Он, как обычно, рассказывал о Чехии. О неугомонном брате Антоне, для которого самым большим удовольствием было скакать на коне по зеленым лугам в рыцарских доспехах, с мечом у пояса и валторной в руке, и так, на скаку, он мог сыграть самые сложные пассажи из увертюры к «Волшебному стрелку» и даже из концерта Моцарта. Дедушка Георгий забывал о грифе и пытался напевать мелодию из этого концерта. Голос у него был писклявый и скрипучий, и его пение никак не напоминало переливающиеся звуки замечательного инструмента, на котором играл его брат. В конце концов он замечал, что я еле сдерживаю смех, и сам начинал смеяться (правда, смех его скоро переходил в кашель, и я хлопал старика по спине).
В дверь громко постучали, потом попытались открыть ее, но Георг Хениг запирался теперь на гвоздь, чтобы комиссия не застала его врасплох.
— Кто? — спросил он, прислушиваясь.
— Эй, дед, открой! Это я, Франта. Или ты меня уже не помнишь, а? Но я тебя не забываю, ничего, что ты меня прогнал, когда я приходил к тебе в последний раз. Открой же!
— Уходи! Не имею время. Инструмент не продаваю.
— Оставь себе инструменты, не нужны они мне. Я знаю, что ты их подарил.
— Кто сказал?
— А ты и об этом позабыл? Ты же прислал ко мне этих двух — отца с мальчишкой. Они мне и сказали.

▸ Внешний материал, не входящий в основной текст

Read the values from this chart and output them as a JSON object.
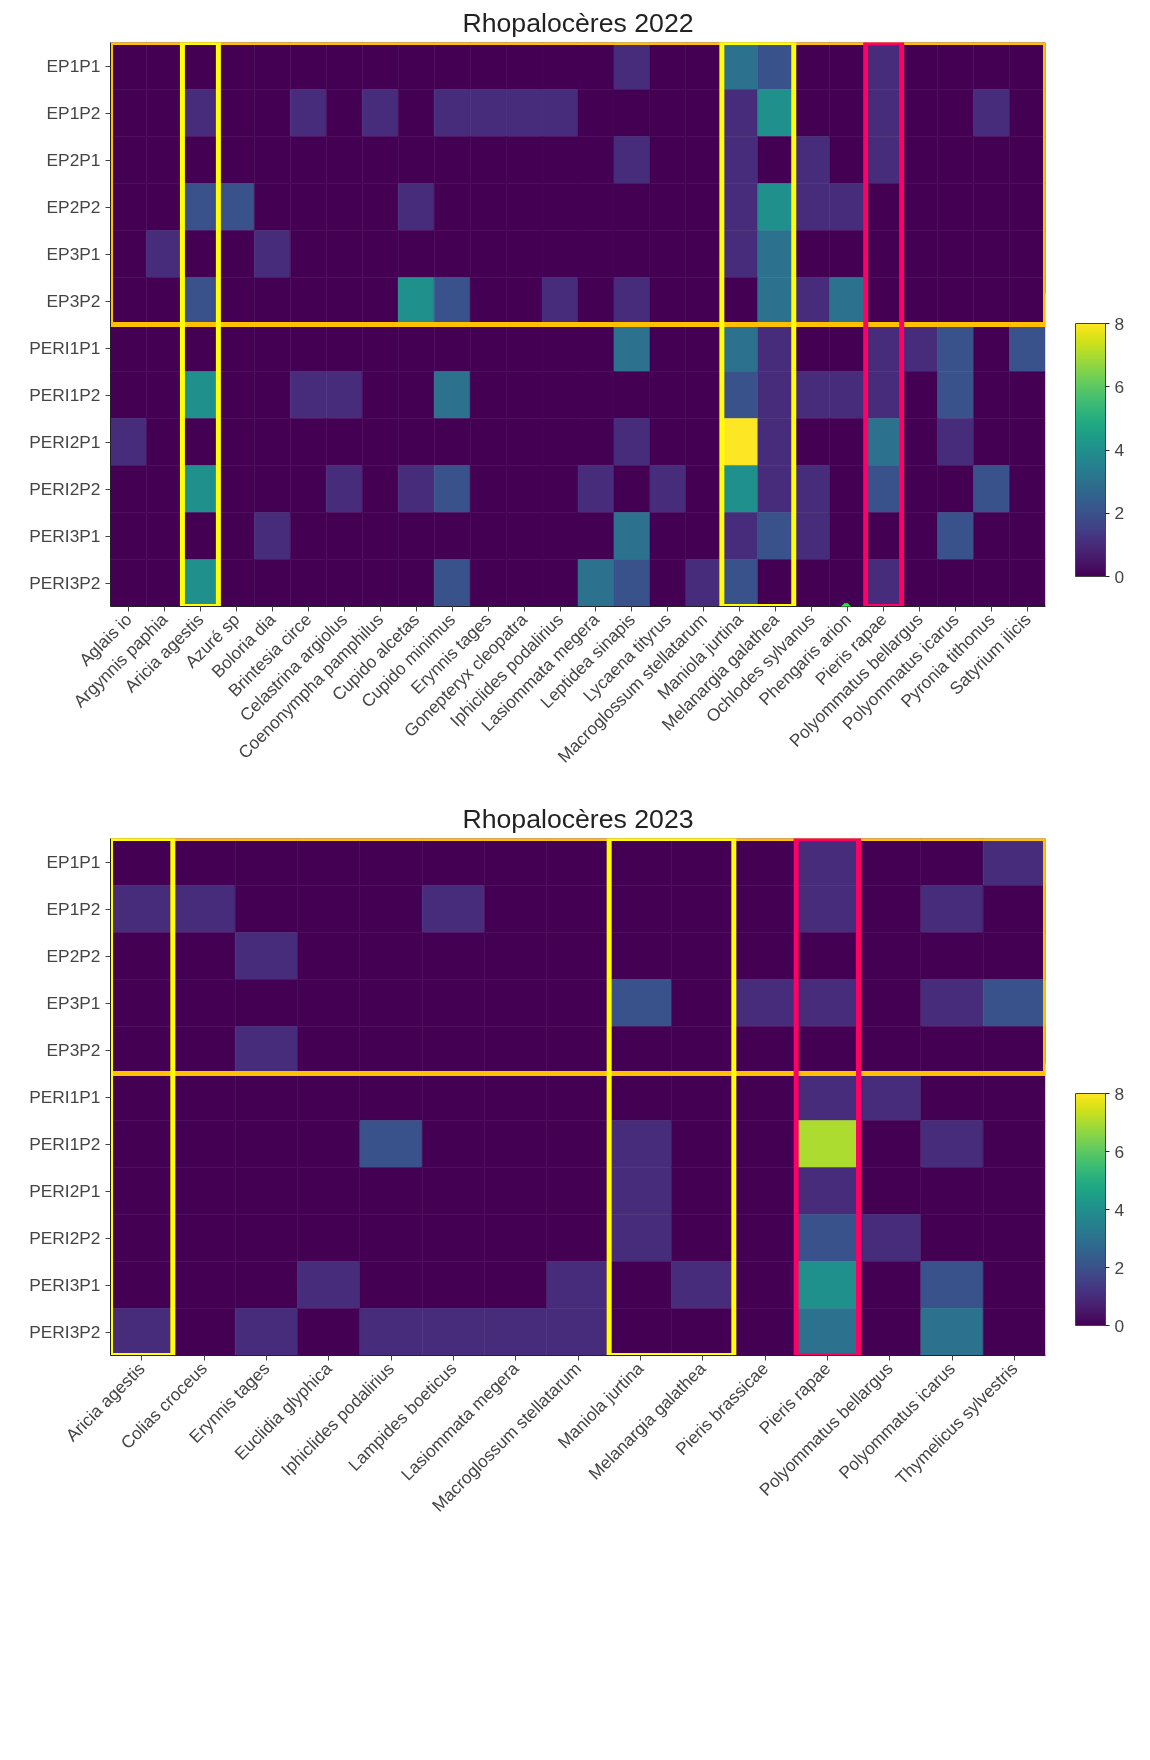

-— Кто посилал? Никого не посилал! Иди! У стари Хениг есть работа. Уходи, Франта!
— Что ж ты так? Столько лет учил меня, зачем же сейчас гонишь? Хватит, пусти Франтишека посмотреть скрипку, которую ты делаешь. Кто тебе ее заказал?
— Знает про скрипку?
— Мальчишка сказал. Давай, старый чешский скупердяй. Покажи мне ее! Я сказал Ванде, что ты опять работаешь. Он тоже хотел зайти. Ну чего ты! Что ж мы, конкуренты разве? — И Франтишек гортанно захохотал, дергая ручку двери.
— Иди! Сказал. Скрипка не готова.
Мы слышали, как стоявший за дверью мастер Франтишек выругался. Хлопнула соседняя дверь. Послышались голоса Рыжего и его жены. Георг Хениг опустил гриф вниз. Женская головка почти касалась пола.
— Скажи мне, зачем с отцом к Франтишек ходил?
— Если они с мастером Вандой, — объяснял я, — согласятся давать тебе по двадцать левов в месяц и мы тоже будем давать двадцать, тебя никто не тронет. Будешь жить спокойно.
— Отец ходил к Франтишек? Двацет лева для Хенига?
— Они же твои ученики!..
Старик сокрушенно положил скрипку на верстак и, закрыв лицо руками, долго молчал. Я почувствовал: что-то вышло не так. Мне было неловко, хотя я не понимал почему. Ведь все делалось ради него. Пусть живет у нас — что может быть лучше? Как он этого не понимает?
— Иди, я устали, хочет немного отдихать.